Guelph president Mordechai Rozanski said: "This vital investment in Guelph's talented people and in our research capacity will help us transform discovery into benefit for our society and economy. It provides vital research infrastructure, equipment and technology that will help our professors advance Guelph's ambition to be Canada's innovation leader in creating, transmitting and applying knowledge."

Kerr will use the funding for equipment to create a state-of-the-art veterinary respiratory facility within the Ontario Veterinary College. She will investigate diseases of major economic significance to veterinary medicine in Ontario, focusing on the mechanisms of lung dysfunction in horses and cattle using novel imaging and cellular research techniques.

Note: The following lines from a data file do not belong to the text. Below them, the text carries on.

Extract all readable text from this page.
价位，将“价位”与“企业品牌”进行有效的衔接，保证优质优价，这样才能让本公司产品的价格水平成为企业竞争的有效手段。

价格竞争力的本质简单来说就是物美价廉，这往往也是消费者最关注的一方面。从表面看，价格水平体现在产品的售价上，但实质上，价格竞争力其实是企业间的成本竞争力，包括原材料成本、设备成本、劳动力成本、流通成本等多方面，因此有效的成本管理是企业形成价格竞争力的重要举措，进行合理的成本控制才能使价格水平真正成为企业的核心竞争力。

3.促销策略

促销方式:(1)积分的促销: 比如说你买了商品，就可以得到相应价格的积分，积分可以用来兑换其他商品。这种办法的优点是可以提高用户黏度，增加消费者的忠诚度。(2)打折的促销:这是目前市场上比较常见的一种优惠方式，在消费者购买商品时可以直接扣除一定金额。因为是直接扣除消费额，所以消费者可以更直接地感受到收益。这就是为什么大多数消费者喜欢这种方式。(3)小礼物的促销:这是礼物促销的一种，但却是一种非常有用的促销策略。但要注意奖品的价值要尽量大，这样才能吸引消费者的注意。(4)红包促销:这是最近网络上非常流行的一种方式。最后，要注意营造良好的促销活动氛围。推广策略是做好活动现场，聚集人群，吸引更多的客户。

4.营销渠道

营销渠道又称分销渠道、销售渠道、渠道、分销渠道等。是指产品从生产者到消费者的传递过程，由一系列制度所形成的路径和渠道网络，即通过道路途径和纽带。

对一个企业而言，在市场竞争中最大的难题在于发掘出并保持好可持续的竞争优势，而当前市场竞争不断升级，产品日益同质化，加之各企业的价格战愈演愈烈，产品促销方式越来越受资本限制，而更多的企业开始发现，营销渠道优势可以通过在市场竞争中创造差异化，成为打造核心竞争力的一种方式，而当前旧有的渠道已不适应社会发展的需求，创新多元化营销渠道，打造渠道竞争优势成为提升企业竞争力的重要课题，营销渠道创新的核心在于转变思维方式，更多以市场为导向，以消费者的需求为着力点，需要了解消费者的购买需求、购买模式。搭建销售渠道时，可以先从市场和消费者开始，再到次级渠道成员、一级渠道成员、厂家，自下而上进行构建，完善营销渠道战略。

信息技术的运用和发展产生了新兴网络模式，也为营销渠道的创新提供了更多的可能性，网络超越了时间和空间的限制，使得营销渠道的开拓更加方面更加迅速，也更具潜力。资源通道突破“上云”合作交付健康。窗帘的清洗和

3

Seah will research the remediation of aromatic pollutants, waste management and the control of microbial diseases. He hopes to develop strategies to bioremediate polychlorinated biphenyls (PCBs), one of the most abundant and widespread chlorinated pollutants in Ontario.

Fu hopes to understand how biodiversity was generated and how to scientifically assess it, using the CFI funding to purchase equipment to examine biodiversity from a historical and molecular perspective.

CFI's New Opportunities Fund is intended to launch the careers of new and talented faculty members as well as help universities retain existing researchers and attract high-calibre talent. The CFI was established in 1997 by the federal government to address the urgent needs of Canada's research community. It has a capital investment budget of $3.15 billion, and its goal is to strengthen Canada's university research and training environment through partnerships with the research institutions, the provinces and other levels of government, as well as the private and voluntary sectors.